Wednesday, November 26, 2014

Window on Eurasia: Russia has Only Itself to Blame for Break with Ukraine, Shtepa Says


Paul Goble

 

            Staunton, November 26 – Ukrainians taking part in the Maidan last year wanted to overthrow a corrupt president and move toward Europe; they were not focused on breaking with Russia. The current divide between Ukrainians and Russians is thus the result of Russian not Ukrainian actions, according to Vadim Shtepa.

 

            On the basis of a visit to Ukraine in October, the Russian regionalist gave an interview to Natalya Zakharchuk, editor of Karelia’s “Stolitsa na Onego,” but she was not able to publish it there and so he has posted it on Novy Region 2 (nr2.com.ua/interview/Vadim-SHtepa-Poedesh-v-Ukrainu-uzhasnuyu-koloradskuyu-lentochku-k-mashine-ne-privyazyvay-85396.html).

 

            Shtepa, who travelled to Kyiv as a journalist accredited by the Lithuanian Russian-language portal RU.DELFI.LT, met with various Ukrainians including those compiling the new Ukrainian encyclopedia for which he and other Karelian authors are cooperating with articles on their home republic.

 

            Having last been in the Ukrainian capital at the time of the Maidan, Shtepa notes that Ukrainians have changed under the impact of those events and what has happened since. On the one hand, they very much regret the losses they have suffered. But on the other, they are optimistically looking to a future in which Ukraine will be part of Europe.

 

            Ukrainian attitudes toward ordinary Russians and Russian speakers have not gotten worse, although not surprisingly, Shtepa says, Ukrainians are furious at what the Russian state has done to their country and view its leaders as their enemies.

 

            Those in the Maidan, he continues, had no plans “to make Russia into an enemy. The Maidan’s main ideas were rapprochement with Europe and the overthrow of Yanukovich’s thieving regime. No one was thinking about breaking relations with Russia.” The idea that [his] overthrow was “something anti-Russian” is an invention of Moscow propaganda.

 

             Of course, Shtepa says, “after Crimea and the Donbas, attitudes toward Russia as a state changed for the worse. But this was not because the Ukrainians themselves wanted this. It was connected exclusively with the policy which Russia has been conducting toward Ukraine. Russia, unfortunately, has destroyed the myth of ‘fraternal peoples.’”

 

            One can easily understand how that happened and why. “Can a brother annex territory from a brother?
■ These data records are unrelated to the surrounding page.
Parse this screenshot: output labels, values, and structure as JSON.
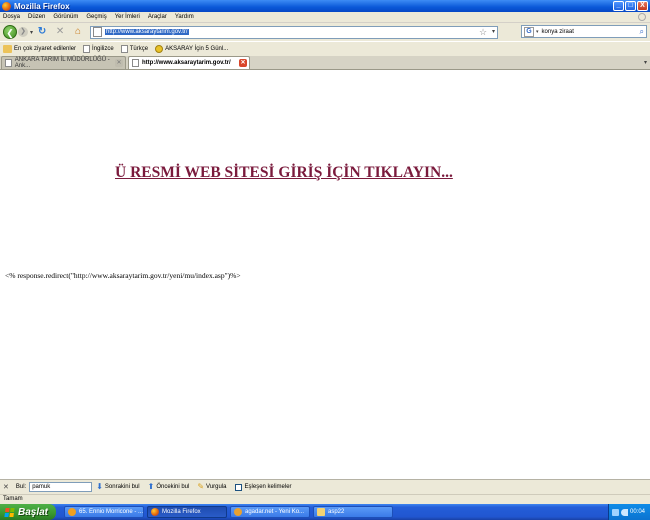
{
  "window": {
    "title": "Mozilla Firefox",
    "buttons": {
      "minimize": "_",
      "maximize": "□",
      "close": "X"
    }
  },
  "menu": [
    "Dosya",
    "Düzen",
    "Görünüm",
    "Geçmiş",
    "Yer İmleri",
    "Araçlar",
    "Yardım"
  ],
  "nav": {
    "url": "http://www.aksaraytarim.gov.tr/",
    "search_engine": "G",
    "search_text": "konya ziraat"
  },
  "bookmarks": [
    {
      "label": "En çok ziyaret edilenler",
      "icon": "star-icon"
    },
    {
      "label": "İngilizce",
      "icon": "page-icon"
    },
    {
      "label": "Türkçe",
      "icon": "page-icon"
    },
    {
      "label": "AKSARAY İçin 5 Günl...",
      "icon": "weather-icon"
    }
  ],
  "tabs": [
    {
      "label": "ANKARA TARIM İL MÜDÜRLÜĞÜ - Ank...",
      "active": false
    },
    {
      "label": "http://www.aksaraytarim.gov.tr/",
      "active": true
    }
  ],
  "content": {
    "link_text": "Ü RESMİ WEB SİTESİ GİRİŞ İÇİN TIKLAYIN...",
    "raw_code": "<% response.redirect(\"http://www.aksaraytarim.gov.tr/yeni/mu/index.asp\")%>"
  },
  "findbar": {
    "label": "Bul:",
    "value": "pamuk",
    "next": "Sonrakini bul",
    "prev": "Öncekini bul",
    "highlight": "Vurgula",
    "match_case": "Eşleşen kelimeler"
  },
  "status": "Tamam",
  "taskbar": {
    "start": "Başlat",
    "tasks": [
      {
        "label": "65. Ennio Morricone - ...",
        "icon": "media",
        "active": false
      },
      {
        "label": "Mozilla Firefox",
        "icon": "ff",
        "active": true
      },
      {
        "label": "agadar.net - Yeni Ko...",
        "icon": "ie",
        "active": false
      },
      {
        "label": "asp22",
        "icon": "folder",
        "active": false
      }
    ],
    "clock": "00:04"
  }
}
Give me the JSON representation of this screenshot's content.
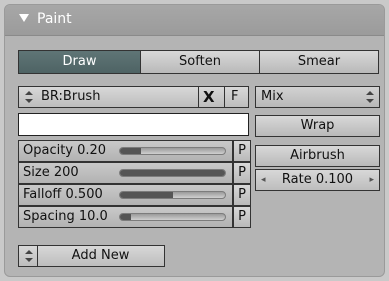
{
  "panel": {
    "title": "Paint"
  },
  "tabs": [
    {
      "label": "Draw",
      "active": true
    },
    {
      "label": "Soften",
      "active": false
    },
    {
      "label": "Smear",
      "active": false
    }
  ],
  "brush": {
    "name": "BR:Brush",
    "clear_label": "X",
    "fake_user_label": "F"
  },
  "blend_mode": {
    "selected": "Mix"
  },
  "wrap_label": "Wrap",
  "airbrush_label": "Airbrush",
  "rate": {
    "label": "Rate 0.100"
  },
  "color_swatch": "#ffffff",
  "sliders": [
    {
      "label": "Opacity 0.20",
      "fraction": 0.2,
      "p_label": "P"
    },
    {
      "label": "Size 200",
      "fraction": 1.0,
      "p_label": "P"
    },
    {
      "label": "Falloff 0.500",
      "fraction": 0.5,
      "p_label": "P"
    },
    {
      "label": "Spacing 10.0",
      "fraction": 0.1,
      "p_label": "P"
    }
  ],
  "add_new_label": "Add New",
  "colors": {
    "active_tab": "#5b7071",
    "panel_bg": "#b4b4b4"
  }
}
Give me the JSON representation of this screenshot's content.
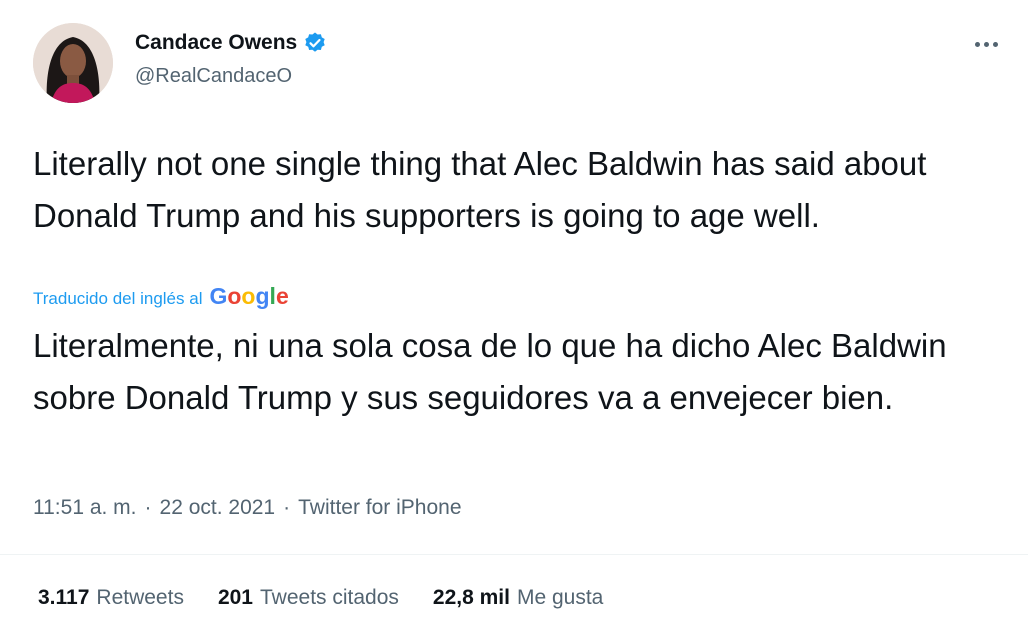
{
  "author": {
    "display_name": "Candace Owens",
    "handle": "@RealCandaceO",
    "verified": true
  },
  "tweet": {
    "text": "Literally not one single thing that Alec Baldwin has said about Donald Trump and his supporters is going to age well.",
    "translation_label": "Traducido del inglés al",
    "translation_provider": "Google",
    "translated_text": "Literalmente, ni una sola cosa de lo que ha dicho Alec Baldwin sobre Donald Trump y sus seguidores va a envejecer bien."
  },
  "meta": {
    "time": "11:51 a. m.",
    "sep1": "·",
    "date": "22 oct. 2021",
    "sep2": "·",
    "source": "Twitter for iPhone"
  },
  "stats": {
    "retweets_count": "3.117",
    "retweets_label": "Retweets",
    "quotes_count": "201",
    "quotes_label": "Tweets citados",
    "likes_count": "22,8 mil",
    "likes_label": "Me gusta"
  },
  "icons": {
    "verified": "verified-badge-icon",
    "more": "more-options-icon"
  },
  "colors": {
    "accent": "#1d9bf0",
    "text": "#0f1419",
    "secondary": "#536471"
  }
}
Or to take another analogy so that the position of Ukrainians will be clear to readers. Imagine that you have an enormous eastern neighbor – for Russia, this is China. And this neighbor suddenly seizes from your country its far eastern regions under the pretext that they are ‘Chinese from time immemorial.’” No Russian would be happy with China in that event.

 

            Shtepa says that he spoke Russian with all of his Kyivan acquaintances. “They spoke perfectly without an accent and at times even better than certain Russians. Kyiv in general is traditionally a bilingual city. No one is going to say anything bad if he or she hears you speaking Russian.”

 

            According to Shtepa, one doesn’t constantly feel in Kyiv that Ukraine is a country at war.  At the same time, Kyivans are worried. They are not very far from “an enormous nuclear power which is hostile to Ukraine … but, on the hand, Kyivans have a great many of the positive attitudes typical of a South Slavic people.”

 

             Russian media claims that Ukrainians are afraid of being called into the army are 180 degrees off, Shtepa says. “Many of those with whom [he] spoke were not against going into the army and even wanted to do so … In Russia, everyone is trying to avoid serving in the army,” and that was the case in Ukraine too “until recently.”

 

            Now, however, “the Ukrainian army is becoming ever more like the armies of Israel, Switzerland or our neighbor Finland. People joint them willingly,” Shtepa says. “No one tries to avoid service.”

 

            Russian “propaganda presents almost all Ukrainians today as fascists. But in the end, things have turned out just the reverse: it has transformed Russians into fascists and unleashed in Russia a wild national hatred to ‘the Yukes.’” When he was in Kyiv, Shtepa says, he saw nothing like that among Ukrainians regarding Russians.

 

            Obviously, the situation in southeastern Ukraine is different than in Kyiv. In the Donbas, there is real suffering and a real “humanitarian disaster” not because of what the Ukrainians are doing but because of what Russian forces are.  Among the results has been an outflow of refugees. But it is important to recognize that this flow consists of two parts.

 

            There are those who have fled to Russia, people whom Shtepa says he would call “’Soviet refugees’” who were never Ukrainians and who are running away from that country. But there are many more real “’Ukrainian refugees,’”  he adds. They are fleeing from the Russian violence into the rest of Ukraine. And Kyiv is doing what it can to help them.